As we climbed up the stairs to the angled December sunlight, I found myself thinking that the Park Service’s commitment to neutrality forced an interpretive framework that was not neutral and only barely interpretive. Reciting technical details of weapons systems and contextualizing them in terms of military doctrine risked recapitulating the mainstream narrative of Cold War necessity. But adding anything to that narrative courts controversy—something government agencies with precarious budgets are careful to avoid. But the absence of controversy—in San Francisco, no less—leaves too much out of the story.

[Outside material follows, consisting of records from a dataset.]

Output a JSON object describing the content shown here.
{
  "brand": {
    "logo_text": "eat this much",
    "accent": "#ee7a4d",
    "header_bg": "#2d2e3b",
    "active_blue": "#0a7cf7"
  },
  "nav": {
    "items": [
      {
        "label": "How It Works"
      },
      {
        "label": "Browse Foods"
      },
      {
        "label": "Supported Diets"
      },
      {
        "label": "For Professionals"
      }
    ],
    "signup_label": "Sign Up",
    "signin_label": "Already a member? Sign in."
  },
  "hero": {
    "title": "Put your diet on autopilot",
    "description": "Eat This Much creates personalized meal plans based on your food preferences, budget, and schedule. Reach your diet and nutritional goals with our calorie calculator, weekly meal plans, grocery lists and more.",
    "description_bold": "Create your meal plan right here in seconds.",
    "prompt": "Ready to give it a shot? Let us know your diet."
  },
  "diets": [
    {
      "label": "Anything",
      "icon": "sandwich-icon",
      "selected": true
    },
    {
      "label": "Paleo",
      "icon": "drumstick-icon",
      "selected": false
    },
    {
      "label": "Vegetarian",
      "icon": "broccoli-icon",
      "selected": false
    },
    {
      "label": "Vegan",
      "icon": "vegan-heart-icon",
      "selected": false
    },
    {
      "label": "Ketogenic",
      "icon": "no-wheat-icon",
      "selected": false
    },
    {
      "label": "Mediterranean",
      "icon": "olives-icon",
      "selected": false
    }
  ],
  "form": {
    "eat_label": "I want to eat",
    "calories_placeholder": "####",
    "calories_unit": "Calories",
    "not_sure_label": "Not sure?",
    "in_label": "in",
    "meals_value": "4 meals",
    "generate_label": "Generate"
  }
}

Moreover, it makes it difficult for visitors to assemble and reflect upon the many threads of information and impressions that almost all of us arrived with. I asked the ranger who comes and asks for a tour; he answered that it’s a diverse group that includes Nike veterans and school groups, hikers and international visitors, history buffs and families. Surely these people would have a lot to say to one another, but it is beyond the scope and ability of the National Park Service to facilitate these conversations. It seems vital that someone do it, however, if the Cold War is not to recede in the public imagination into analog-era curiosity.